Wednesday, January 28, 2009

Another Finished Project

Yesterday's ABC Baby Afghan was not the only project I finally got finished. This week I finally finished a mosaic for myself.

A few months ago my sister wanted me to make a mosaic for her based on our phony baloney sheep's cheese label I put together quite some time ago. At that time my sister was mostly making mozzarrella, one of the easier cheeses to make, and this is the label I came up with.

She said she wanted the sheep, the words "Ewe La La Cheese Co" and something similar to "artisan sheep milk cheese and yogurt". She insisted the sheep had to have the all the curlicues and cuteness of the original. As I worked with the design I realized bigger would be easier and my first board was too small.
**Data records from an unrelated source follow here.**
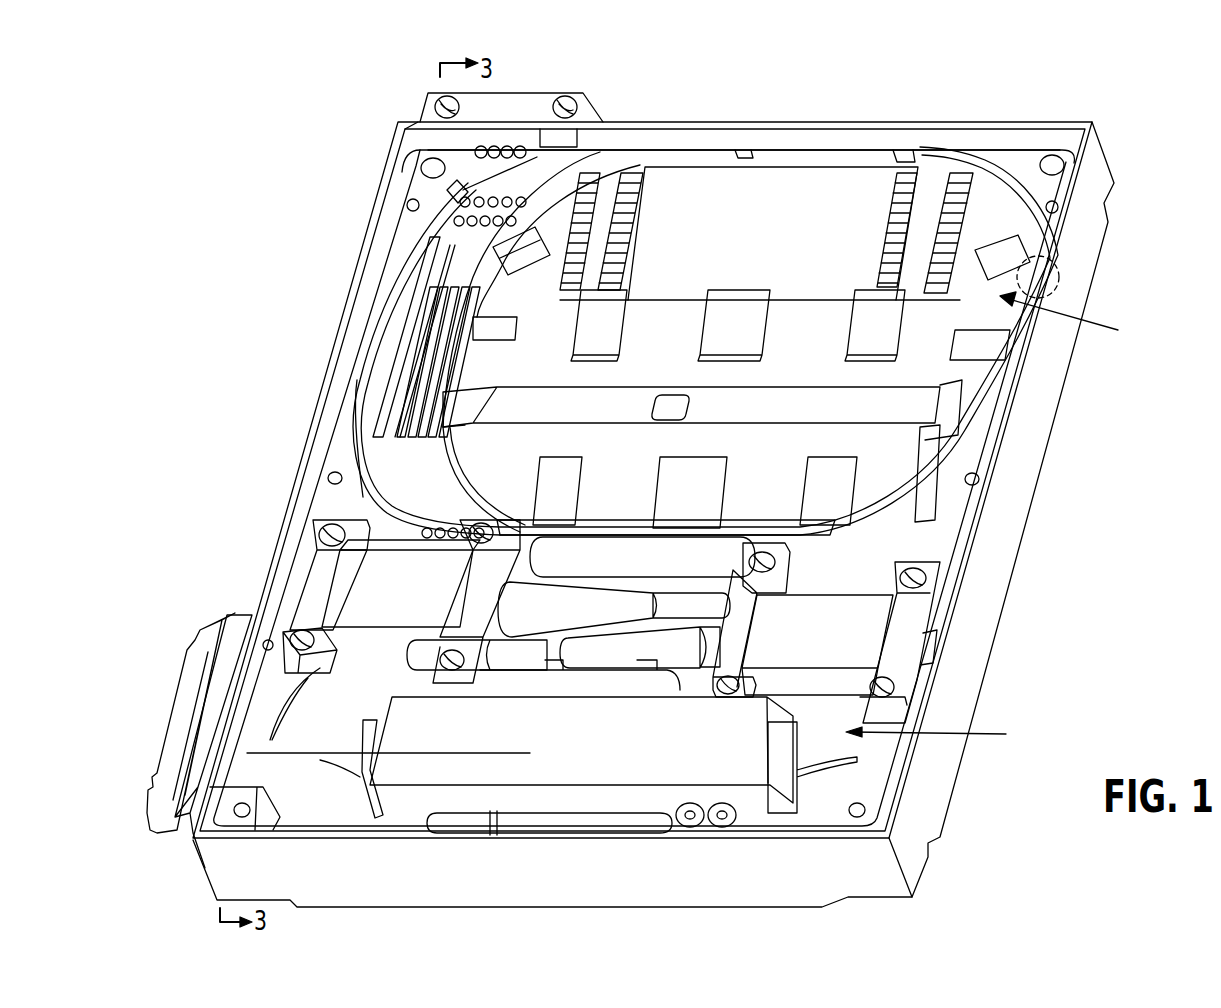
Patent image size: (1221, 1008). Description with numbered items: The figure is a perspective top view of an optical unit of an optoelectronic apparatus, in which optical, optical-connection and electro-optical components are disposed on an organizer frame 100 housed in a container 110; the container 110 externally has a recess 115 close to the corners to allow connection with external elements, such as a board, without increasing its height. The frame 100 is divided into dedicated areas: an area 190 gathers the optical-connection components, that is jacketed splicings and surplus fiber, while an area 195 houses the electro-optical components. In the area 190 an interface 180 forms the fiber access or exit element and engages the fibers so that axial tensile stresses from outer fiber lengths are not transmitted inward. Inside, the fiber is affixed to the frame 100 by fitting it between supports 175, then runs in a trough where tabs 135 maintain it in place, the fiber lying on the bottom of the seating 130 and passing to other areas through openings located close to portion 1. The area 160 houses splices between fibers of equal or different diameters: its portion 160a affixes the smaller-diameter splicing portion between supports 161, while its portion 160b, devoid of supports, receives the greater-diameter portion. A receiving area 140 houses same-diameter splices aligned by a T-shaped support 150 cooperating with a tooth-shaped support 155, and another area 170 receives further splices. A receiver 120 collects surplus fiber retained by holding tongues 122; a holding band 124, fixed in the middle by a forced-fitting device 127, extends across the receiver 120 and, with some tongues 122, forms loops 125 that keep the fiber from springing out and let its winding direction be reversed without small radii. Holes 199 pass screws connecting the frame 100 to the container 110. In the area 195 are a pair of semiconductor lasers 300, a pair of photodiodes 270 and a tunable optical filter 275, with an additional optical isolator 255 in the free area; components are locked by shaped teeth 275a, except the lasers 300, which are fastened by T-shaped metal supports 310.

The portion 1 is at (1060, 283).
The organizer frame 100 is at (1018, 160).
The container 110 is at (1052, 360).
The recess 115 is at (1113, 207).
The receiver 120 is at (679, 366).
The holding tongues 122 is at (467, 397).
The holding band 124 is at (812, 420).
The loops 125 is at (470, 430).
The forced-fitting device 127 is at (657, 403).
The seating 130 is at (833, 153).
The tabs 135 is at (743, 150).
The receiving area 140 is at (774, 257).
The T-shaped support 150 is at (897, 153).
The tooth-shaped support 155 is at (963, 167).
The area 160 is at (427, 290).
The portion 160a is at (440, 333).
The portion 160b is at (457, 270).
The supports 161 is at (347, 423).
The area 170 is at (393, 343).
The supports 175 is at (463, 173).
The interface 180 is at (517, 100).
The area 190 is at (1080, 320).
The area 195 is at (948, 734).
The holes 199 is at (418, 122).
The additional optical isolator 255 is at (563, 822).
The photodiodes 270 is at (659, 571).
The tunable optical filter 275 is at (590, 754).
The shaped teeth 275a is at (820, 776).
The semiconductor lasers 300 is at (417, 597).
The T-shaped metal supports 310 is at (911, 615).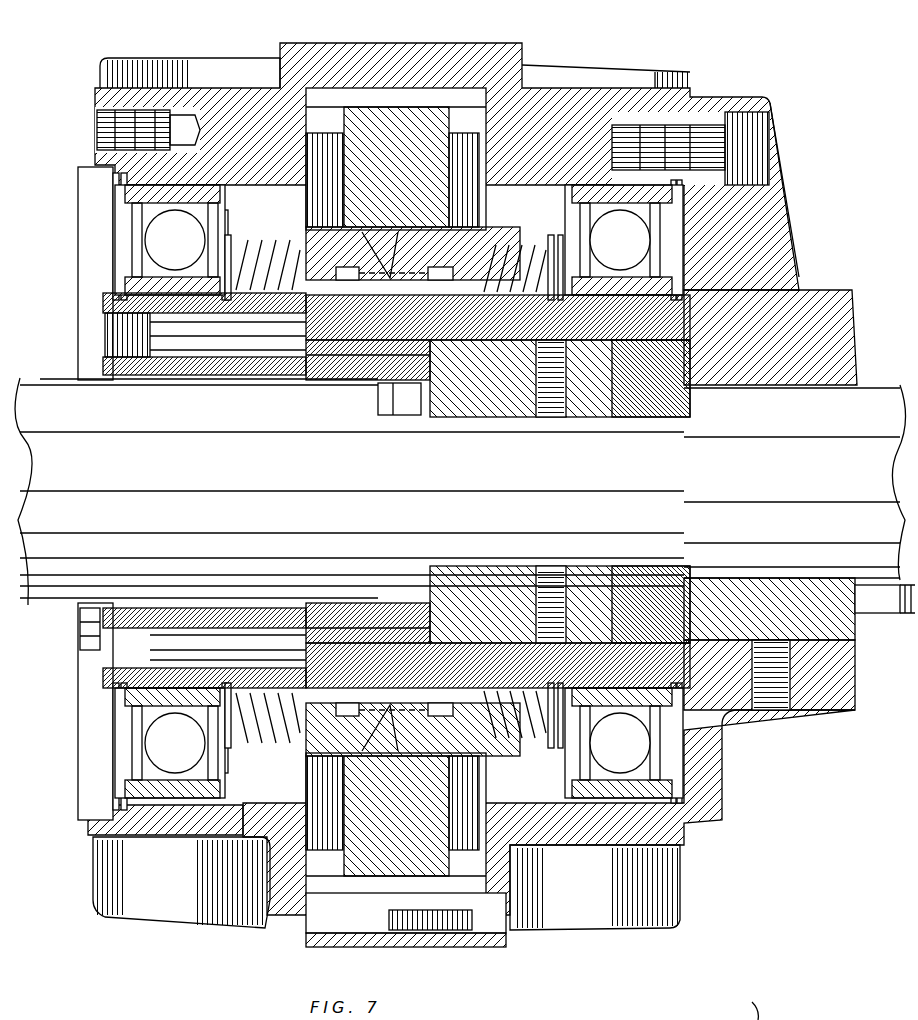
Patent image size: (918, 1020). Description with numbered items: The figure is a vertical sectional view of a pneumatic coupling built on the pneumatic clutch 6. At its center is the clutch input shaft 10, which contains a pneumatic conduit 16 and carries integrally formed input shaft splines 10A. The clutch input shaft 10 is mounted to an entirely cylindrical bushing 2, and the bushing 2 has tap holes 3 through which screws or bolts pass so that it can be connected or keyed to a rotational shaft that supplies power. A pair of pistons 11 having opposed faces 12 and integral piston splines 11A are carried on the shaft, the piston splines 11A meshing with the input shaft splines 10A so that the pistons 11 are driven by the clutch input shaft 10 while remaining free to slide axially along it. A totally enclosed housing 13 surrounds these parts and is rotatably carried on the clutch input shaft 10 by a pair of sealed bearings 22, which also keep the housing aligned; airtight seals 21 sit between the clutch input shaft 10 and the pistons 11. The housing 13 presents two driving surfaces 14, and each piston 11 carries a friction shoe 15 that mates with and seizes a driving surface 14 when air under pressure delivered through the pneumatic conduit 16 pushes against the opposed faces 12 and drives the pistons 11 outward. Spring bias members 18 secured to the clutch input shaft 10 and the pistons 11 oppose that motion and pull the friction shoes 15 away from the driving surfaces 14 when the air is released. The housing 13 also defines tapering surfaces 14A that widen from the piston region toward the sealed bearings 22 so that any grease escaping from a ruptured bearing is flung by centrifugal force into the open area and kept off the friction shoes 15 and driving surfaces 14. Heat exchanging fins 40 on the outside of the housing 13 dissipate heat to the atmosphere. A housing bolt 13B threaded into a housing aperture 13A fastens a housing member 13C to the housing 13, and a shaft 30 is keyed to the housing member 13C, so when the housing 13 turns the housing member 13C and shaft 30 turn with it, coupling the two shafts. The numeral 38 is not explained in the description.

The bushing 2 is at (615, 605).
The tap holes 3 is at (548, 420).
The pneumatic clutch 6 is at (795, 190).
The clutch input shaft 10 is at (242, 376).
The input shaft splines 10A is at (348, 268).
The pistons 11 is at (388, 270).
The piston splines 11A is at (385, 278).
The opposed faces 12 is at (372, 228).
The totally enclosed housing 13 is at (628, 68).
The housing aperture 13A is at (97, 120).
The housing bolt 13B is at (740, 138).
The housing member 13C is at (857, 290).
The driving surfaces 14 is at (497, 265).
The tapering surfaces 14A is at (235, 275).
The friction shoes 15 is at (470, 160).
The pneumatic conduit 16 is at (152, 340).
The spring bias members 18 is at (258, 233).
The airtight seals 21 is at (175, 212).
The sealed bearings 22 is at (178, 236).
The shaft 30 is at (773, 478).
The pin 38 is at (90, 622).
The heat exchanging fins 40 is at (747, 1001).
I put that board away to be used later for some other project and started over. This time I made the board a little bigger and left plenty of room at the top and bottom for the words. I shortened the first part to simply "Ewe La La" and changed the bottom around to a more aesthetically pleasing sounding (at least to me) "Artisinal Sheep's Milk Yogurt & Cheese". I really wanted to make the letters in the same curly font and wasn't sure if I could pull it off.

Then I remembered my handy dandy Rotozip with all it's marvelous attachments. I did a little experiment with the flex shaft attachment and a tile bit. It worked! I copied the letters as best I could from the original, then used tracing paper over the copied letters. Then flipping the tracing paper back and forth over a tile I was able to copy the letter to the tile. The Rotozip tile bit cut through the tile and I was able to carefully carve the letters out. For the bottom letters I used some already printed out letters that we had gotten when Carli was in 4-H. They were the right size and I just had to trace around them on the tile with a china marker pencil. The curly letters would have been way too much work on the bottom!

One of the hardest things about the sheep was the tile I used for the main body. Not just hard as in difficult to do, but hard because it was a porcelain floor tile and very hard texturally. The Rotozip didn't work well on it, and in fact is not supposed to be used on that type of tile. Those pieces were all broken or cut by hand with the tile nippers.

I decided to do the background with a sort of subway tile look. I cut the tile with a tile cutter into strips. At first I was going to make the strips all the same size and stack them, but I quickly realized that wasn't going to work for me. I changed it to more of an irregular running bond pattern which made it easier.

I got this one finished at the end of November and I liked it so much I decided to use the first, smaller board to make another for myself.
By this time I had the brilliant idea to go and buy carbon paper to copy the letters. I also managed to play with the computer a bit and figured out how to make the letters print larger (by making it "landscape" instead of "portrait"). I decided my mosaic didn't need the bottom words so that would further make it a little easier. The only other change I made was that I decided to play with the colors and go with something a little brighter.

Eventually everything but the background was done. I had been playing with the idea of making it in a sort of fan cobblestone pattern but was unsure of how "busy" it would make the whole thing look. Finally I just decided to go for it and bite the bullet and "just do it". Well I guess I had to make something a little harder for myself!As always there was a learning curve involved. It turned out good enough for me and I am actually pleased with the results.

Now I just have to figure out where I'm going to put it!

5 comments:

Anonymous said...

Hey, these look great. I like them both. You have good ideas for mosaics.

Anonymous said...

Wow, those are just beautiful! You have a gift, little girl.

LC

Anonymous said...

WOW. I am in awe. Everytime I see one of these you make my jaw just drops. You are very talented. And I love the name! So cute!

Anonymous said...

Ooooo LA LA!

Anonymous said...

As we speak, there are 3 blue style cheeses and one mancheco ripening. Of course, they are "merely" cow's milk cheeses since your ewes are not quite ready to share.

Your mosaics are suburb and get better with each one you make!